Laut Handreichung der Bundeswahlleiterin Ist folgendes für Wahlbeobachter zulässig/nicht zulässig (Auszüge):
Was ist zulässig
o Aufenthalt von Personen im Wahlraum bzw. Auszählungsraum (Öffentlichkeit) während dergesamten Zeit vom Zusammentritt des Wahlvorstandes bis zum Abschluss der Ermittlung und Feststellung des Wahlergebnisses durch den Wahl- bzw. Briefwahlvorstand (§ 31 BWG i. V. m. §§ 54, 55, 67 ff. BWO; §§ 47, 48 und 60 ff. EuWO).
o Das allgemeine Zutrittsrecht ist durch die räumlichen Verhältnisse beschränkt: Bei Überfüllung kann die Anzahl der anwesenden Personen durch den Wahlvorstand beschränkt werden. Eine Wahlbeobachtung muss aber möglich bleiben
o Ggf. generelle (kurze) Fragen an den Wahlvorstand
o Nachfragen, wenn eine öffentliche Bekanntgabe akustisch nicht verstanden wurde (z.B. Ergebnisverkündung)
o Beobachtung im Wahlraum, auch mit Blick auf den Auszählungstisch; ein Anspruch auf Sichtbarkeit jeder Einzelheit besteht nicht.
o Fühlen sich Mitglieder des Wahlvorstandes durch eine zu starke Annäherung der Wahlbeobachtenden behindert oder gestört, dürfen sie einen Abstand zu den Mitgliedern des Wahlvorstandes von in der Regel 1 bis 2 Metern anordnen. Der Auszählungsvorgang muss nach einer solchen Anordnung grundsätzlich weiter beobachtet werden können.

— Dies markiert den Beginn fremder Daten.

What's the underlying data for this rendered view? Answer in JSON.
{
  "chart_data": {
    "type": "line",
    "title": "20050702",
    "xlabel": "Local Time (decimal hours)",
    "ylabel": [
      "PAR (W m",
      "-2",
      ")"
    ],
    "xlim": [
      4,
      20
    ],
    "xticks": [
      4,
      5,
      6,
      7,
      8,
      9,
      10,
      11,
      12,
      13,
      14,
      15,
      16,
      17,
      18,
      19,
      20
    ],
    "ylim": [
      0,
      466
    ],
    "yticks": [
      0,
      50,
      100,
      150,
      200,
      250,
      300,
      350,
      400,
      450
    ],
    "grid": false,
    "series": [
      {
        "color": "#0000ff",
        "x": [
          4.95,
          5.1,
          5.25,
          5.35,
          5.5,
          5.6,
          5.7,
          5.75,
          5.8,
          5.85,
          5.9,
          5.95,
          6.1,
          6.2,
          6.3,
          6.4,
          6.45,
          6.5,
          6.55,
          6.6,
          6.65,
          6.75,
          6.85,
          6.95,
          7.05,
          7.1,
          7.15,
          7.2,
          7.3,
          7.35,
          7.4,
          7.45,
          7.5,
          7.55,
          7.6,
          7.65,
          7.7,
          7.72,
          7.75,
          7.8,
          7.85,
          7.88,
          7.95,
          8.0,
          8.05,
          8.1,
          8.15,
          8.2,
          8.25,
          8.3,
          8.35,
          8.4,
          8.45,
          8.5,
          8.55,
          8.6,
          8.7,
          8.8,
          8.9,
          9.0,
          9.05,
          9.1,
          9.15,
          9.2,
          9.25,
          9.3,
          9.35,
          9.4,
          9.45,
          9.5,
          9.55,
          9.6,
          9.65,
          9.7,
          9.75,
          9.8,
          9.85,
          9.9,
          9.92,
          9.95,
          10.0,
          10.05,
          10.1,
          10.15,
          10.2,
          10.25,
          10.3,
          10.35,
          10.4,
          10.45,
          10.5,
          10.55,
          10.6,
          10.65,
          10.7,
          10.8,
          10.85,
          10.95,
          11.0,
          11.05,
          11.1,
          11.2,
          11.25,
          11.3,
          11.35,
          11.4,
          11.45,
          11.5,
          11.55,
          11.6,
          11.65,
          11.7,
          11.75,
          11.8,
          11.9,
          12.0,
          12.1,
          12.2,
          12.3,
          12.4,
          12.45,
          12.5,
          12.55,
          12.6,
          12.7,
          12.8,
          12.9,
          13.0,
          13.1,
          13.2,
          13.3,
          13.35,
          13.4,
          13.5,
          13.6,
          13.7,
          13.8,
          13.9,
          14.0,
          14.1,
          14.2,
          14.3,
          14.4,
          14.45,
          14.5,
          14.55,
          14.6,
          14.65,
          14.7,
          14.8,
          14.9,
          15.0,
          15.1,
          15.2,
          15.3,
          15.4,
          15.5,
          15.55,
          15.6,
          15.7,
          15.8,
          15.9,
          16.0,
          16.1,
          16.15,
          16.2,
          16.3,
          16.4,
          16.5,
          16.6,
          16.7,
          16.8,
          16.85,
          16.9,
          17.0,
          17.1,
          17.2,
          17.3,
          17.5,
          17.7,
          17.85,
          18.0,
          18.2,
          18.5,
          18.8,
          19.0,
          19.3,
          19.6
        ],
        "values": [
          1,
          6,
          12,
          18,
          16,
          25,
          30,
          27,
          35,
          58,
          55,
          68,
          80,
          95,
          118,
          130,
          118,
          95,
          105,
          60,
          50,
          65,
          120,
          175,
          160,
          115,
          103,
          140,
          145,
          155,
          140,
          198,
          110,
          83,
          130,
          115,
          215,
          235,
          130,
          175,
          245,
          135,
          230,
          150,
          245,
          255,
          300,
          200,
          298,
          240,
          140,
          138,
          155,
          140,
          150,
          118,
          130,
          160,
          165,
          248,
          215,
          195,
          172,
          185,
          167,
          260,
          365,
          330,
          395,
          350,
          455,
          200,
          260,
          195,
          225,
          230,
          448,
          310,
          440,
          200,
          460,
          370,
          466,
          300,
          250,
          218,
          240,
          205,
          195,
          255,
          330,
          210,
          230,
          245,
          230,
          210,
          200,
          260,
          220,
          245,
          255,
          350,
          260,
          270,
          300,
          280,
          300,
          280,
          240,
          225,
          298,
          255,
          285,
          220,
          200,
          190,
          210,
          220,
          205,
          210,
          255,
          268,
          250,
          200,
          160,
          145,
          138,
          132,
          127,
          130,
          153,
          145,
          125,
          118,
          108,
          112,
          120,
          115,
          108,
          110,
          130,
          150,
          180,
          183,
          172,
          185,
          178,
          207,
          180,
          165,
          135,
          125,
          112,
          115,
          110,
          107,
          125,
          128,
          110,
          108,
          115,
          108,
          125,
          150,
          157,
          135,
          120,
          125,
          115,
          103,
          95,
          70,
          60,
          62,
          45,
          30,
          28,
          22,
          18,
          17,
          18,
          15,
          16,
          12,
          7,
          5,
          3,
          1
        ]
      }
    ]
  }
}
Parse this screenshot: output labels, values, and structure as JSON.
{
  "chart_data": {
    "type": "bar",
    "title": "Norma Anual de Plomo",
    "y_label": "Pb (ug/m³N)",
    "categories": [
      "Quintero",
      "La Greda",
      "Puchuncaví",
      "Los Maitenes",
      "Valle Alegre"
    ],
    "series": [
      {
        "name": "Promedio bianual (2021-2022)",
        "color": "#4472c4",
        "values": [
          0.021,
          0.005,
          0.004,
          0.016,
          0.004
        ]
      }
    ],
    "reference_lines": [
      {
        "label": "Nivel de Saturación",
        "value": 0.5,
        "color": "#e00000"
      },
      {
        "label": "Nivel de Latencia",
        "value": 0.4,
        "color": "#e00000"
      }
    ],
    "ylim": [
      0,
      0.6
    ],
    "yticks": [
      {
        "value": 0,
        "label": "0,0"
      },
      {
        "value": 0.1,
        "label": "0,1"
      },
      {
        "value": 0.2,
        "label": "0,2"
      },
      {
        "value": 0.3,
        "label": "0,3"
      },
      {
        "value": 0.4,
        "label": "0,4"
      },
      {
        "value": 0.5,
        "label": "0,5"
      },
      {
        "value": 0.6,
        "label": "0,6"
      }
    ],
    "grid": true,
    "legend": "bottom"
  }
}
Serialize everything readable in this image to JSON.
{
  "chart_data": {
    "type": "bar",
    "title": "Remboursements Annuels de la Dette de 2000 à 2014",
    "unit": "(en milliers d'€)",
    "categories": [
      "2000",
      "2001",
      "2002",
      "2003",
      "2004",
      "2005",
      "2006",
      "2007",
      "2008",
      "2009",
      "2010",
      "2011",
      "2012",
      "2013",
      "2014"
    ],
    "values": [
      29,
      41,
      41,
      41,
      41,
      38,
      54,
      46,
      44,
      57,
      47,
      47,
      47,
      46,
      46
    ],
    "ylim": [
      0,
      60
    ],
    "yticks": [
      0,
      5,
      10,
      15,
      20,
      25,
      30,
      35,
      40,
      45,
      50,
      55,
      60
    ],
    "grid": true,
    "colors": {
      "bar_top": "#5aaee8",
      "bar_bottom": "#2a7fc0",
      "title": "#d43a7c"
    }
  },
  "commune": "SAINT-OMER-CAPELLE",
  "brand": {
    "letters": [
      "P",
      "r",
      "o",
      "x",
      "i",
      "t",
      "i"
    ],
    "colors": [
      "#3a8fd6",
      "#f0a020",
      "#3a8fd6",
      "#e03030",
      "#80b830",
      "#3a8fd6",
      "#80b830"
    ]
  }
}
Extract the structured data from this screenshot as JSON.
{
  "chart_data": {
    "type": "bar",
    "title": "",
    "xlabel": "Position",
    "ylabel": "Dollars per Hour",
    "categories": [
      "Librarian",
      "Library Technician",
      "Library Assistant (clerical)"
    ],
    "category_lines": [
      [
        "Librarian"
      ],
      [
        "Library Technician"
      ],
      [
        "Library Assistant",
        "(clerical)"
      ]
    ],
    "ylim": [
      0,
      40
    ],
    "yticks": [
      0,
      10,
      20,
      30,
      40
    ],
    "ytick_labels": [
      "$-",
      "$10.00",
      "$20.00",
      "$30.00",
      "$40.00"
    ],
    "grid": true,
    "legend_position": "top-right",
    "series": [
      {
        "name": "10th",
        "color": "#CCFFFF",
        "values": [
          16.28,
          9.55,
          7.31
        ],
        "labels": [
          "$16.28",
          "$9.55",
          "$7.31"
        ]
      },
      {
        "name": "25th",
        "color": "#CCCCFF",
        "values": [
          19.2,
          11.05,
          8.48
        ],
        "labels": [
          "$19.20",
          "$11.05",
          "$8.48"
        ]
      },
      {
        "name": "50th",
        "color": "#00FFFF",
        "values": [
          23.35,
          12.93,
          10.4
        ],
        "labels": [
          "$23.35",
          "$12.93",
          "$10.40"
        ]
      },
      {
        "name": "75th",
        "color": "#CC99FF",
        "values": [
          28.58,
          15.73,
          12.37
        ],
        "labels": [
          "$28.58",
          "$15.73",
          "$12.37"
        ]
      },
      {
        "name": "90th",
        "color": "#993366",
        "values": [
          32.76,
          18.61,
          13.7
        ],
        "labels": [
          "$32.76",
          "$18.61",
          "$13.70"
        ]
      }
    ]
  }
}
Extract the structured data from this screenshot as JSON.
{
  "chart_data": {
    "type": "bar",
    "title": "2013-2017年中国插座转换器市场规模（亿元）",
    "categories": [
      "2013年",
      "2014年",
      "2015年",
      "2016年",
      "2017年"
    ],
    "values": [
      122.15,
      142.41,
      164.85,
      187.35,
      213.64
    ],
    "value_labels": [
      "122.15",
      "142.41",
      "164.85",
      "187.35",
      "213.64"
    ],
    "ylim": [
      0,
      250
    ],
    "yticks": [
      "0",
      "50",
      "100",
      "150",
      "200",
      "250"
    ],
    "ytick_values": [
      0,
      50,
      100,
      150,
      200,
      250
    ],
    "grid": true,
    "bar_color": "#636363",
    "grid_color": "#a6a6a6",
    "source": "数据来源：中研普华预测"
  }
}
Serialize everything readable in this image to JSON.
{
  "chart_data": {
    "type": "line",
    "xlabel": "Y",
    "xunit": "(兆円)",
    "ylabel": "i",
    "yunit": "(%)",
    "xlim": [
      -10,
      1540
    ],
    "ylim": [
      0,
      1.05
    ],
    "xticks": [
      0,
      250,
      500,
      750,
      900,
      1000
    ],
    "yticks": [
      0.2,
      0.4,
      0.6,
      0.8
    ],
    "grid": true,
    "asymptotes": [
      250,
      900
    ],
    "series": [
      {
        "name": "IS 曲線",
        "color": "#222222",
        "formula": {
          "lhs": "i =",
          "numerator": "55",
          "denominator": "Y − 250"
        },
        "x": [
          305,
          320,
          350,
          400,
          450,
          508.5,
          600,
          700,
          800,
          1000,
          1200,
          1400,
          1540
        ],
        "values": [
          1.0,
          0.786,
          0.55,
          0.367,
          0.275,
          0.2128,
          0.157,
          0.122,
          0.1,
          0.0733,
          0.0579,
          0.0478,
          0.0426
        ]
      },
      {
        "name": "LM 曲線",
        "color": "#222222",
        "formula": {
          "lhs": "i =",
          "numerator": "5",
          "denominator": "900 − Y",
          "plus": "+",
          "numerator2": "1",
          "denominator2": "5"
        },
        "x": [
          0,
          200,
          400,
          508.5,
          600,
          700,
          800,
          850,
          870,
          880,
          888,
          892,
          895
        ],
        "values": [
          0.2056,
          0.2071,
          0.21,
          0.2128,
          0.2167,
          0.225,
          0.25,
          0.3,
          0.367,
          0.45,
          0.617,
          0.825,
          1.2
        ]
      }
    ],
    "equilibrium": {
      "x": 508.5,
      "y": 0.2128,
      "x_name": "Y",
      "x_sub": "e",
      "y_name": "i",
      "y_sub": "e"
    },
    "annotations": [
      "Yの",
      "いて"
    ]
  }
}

o Führen von Strichlisten während der Auszählung
o Notizen
(...)
Was ist NICHT zulässig
o Störungen der Ruhe und Ordnung oder Verzögerungen der Wahlhandlung oder der Wahlergebnisermittlung und -feststellung (§ 31 Satz 2 BWG). Lautes Reden oder Telefonieren ist zu unterlassen.
o Störung der Mitglieder des Wahlvorstandes durch übermäßige Kommentierungen, Fragen usw.
o Wähler dürfen weder angesprochen noch beeinflusst werden (§ 32 Abs. 1 BWG).
o Tragen von parteipolitischen Symbolen während der Wahlzeit in und vor dem Gebäude, in dem sich der Wahlraum befindet (§ 32 Abs. 1 BWG).
o Politische Diskussionen von Wahlbeobachtenden.
o Eingreifen in die Entscheidungen des Wahlvorstandes, wie bspw. Forderung die
Auszählung zu unterbrechen oder Forderung einer Nachzählung (§ 40 BWG)
o Diskussionen und Hinterfragen von Entscheidungen inklusive des Einforderns von
Erläuterungen. Alle erforderlichen Entscheidungen trifft der Wahlvorstand allein in eigener Verantwortung. Sachlich vorgebrachte Hinweise sind ggf. zur Kenntnis zu nehmen und vom Wahlvorstand bzw. von der Gemeinde zu prüfen.